John Biggs told the BBC that Rahman will be watched like a hawk.

“I suggest people will be watching him like a hawk, but I don’t want his administration or the council to be totally dominated by that, though. I think people need to assume he has been elected on a manifesto, he has made promises, and he needs to go out and try to deliver them,” Biggs told the broadcaster.

“If he can, then great. If that’s the change people want, then great.”

Rahman, of the Aspire party, took the job of Tower Hamlets mayor from Biggs at last week’s elections.

He launched his own party after he was kicked out of office in 2015 having been found guilty of vote-rigging.

Aspire also stormed to victory over Labour on the borough’s council, winning 24 of 45 seats. Labour support was cut to 19 councillors.

Biggs had been mayor since 2015 when Rahman was removed from office. In the 2018 election, Labour won 42 council seats.

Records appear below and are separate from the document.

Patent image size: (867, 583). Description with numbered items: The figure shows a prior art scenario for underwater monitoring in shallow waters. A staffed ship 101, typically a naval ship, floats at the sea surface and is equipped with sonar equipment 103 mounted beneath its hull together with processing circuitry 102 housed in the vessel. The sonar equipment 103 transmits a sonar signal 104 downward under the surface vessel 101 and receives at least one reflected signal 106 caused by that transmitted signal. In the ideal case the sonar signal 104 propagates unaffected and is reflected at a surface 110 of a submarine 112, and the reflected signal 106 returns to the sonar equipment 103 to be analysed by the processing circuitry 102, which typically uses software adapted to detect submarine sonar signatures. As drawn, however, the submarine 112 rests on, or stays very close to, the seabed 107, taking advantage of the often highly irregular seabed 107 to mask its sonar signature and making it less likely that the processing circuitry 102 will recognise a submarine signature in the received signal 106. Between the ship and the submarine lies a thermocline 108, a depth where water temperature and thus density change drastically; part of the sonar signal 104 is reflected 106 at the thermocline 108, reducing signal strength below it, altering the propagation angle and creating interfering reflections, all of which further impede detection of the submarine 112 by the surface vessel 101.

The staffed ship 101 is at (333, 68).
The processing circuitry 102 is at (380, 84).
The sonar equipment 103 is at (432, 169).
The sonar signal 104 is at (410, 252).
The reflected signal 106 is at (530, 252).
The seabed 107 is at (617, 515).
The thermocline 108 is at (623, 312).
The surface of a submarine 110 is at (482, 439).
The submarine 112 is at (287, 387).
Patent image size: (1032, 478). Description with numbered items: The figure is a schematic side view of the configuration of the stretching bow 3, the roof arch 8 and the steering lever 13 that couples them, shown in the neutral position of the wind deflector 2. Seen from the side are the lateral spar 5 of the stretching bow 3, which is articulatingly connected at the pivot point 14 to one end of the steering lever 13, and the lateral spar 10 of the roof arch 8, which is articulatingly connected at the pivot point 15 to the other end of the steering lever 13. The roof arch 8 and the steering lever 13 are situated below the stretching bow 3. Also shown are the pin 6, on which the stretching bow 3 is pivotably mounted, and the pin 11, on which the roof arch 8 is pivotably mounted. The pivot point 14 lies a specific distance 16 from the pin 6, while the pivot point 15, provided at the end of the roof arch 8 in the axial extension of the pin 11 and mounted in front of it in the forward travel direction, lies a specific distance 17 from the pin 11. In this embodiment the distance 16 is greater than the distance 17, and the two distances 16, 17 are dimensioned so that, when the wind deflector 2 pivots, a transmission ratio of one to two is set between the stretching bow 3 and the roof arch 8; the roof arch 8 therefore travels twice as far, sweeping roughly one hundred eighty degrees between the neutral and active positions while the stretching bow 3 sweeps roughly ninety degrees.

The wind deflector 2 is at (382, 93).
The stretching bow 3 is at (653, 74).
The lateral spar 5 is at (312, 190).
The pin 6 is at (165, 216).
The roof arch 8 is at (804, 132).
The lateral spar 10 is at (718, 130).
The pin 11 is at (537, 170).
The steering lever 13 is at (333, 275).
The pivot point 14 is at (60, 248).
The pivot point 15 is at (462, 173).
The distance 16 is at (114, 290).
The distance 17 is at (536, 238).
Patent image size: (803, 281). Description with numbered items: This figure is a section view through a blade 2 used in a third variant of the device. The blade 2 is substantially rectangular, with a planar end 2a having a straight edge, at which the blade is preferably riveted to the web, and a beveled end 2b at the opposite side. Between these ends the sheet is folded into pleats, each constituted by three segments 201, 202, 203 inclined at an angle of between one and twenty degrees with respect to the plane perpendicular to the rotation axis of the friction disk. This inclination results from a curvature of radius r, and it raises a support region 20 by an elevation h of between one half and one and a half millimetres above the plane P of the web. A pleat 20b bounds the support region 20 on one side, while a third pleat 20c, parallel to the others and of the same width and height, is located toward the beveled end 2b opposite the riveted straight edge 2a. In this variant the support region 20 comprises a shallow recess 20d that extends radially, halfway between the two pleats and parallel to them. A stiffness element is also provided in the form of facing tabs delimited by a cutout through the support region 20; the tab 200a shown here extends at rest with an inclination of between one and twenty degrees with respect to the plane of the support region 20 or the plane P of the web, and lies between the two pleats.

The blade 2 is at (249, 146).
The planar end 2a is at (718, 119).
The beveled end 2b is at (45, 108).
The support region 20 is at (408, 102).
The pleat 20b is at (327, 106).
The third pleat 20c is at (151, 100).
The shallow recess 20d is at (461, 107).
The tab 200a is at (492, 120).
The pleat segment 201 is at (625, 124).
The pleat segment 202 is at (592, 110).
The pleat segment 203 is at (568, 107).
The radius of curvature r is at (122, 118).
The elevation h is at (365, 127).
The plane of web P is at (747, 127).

The former mayor also warned of the potential for community division, with the Bangladeshi population targeted by Aspire making up nearly a third of Tower Hamlets residents as the largest ethnic group – slightly higher than the number of “white British” residents.

“We’re potentially quite a divided community. We totally get on quite well together in Tower Hamlets but his (Rahman’s) campaign was totally focused on one community. His administration is 25 men, all from one community,” Biggs told the BBC.

“I guess that’s worrying but it shouldn’t be worrying because we’re in a multicultural community and everyone should stand up for everyone else, which is what we have tried to do in the Labour Party.”

Responding to the comments, a spokesman for Rahman said that these divisive remarks by the previous mayor illustrate why the electorate considered him unfit to lead a multicultural borough in the 21st century.

“A worldview in which ethnic minority politicians can only represent ethnic minority constituents belongs in the Stone Age. Mayor Rahman’s record of measures like university bursaries and free social care benefited everyone in our borough and the 40,000 people who voted for him last Thursday are similarly diverse,” the spokesman told the BBC.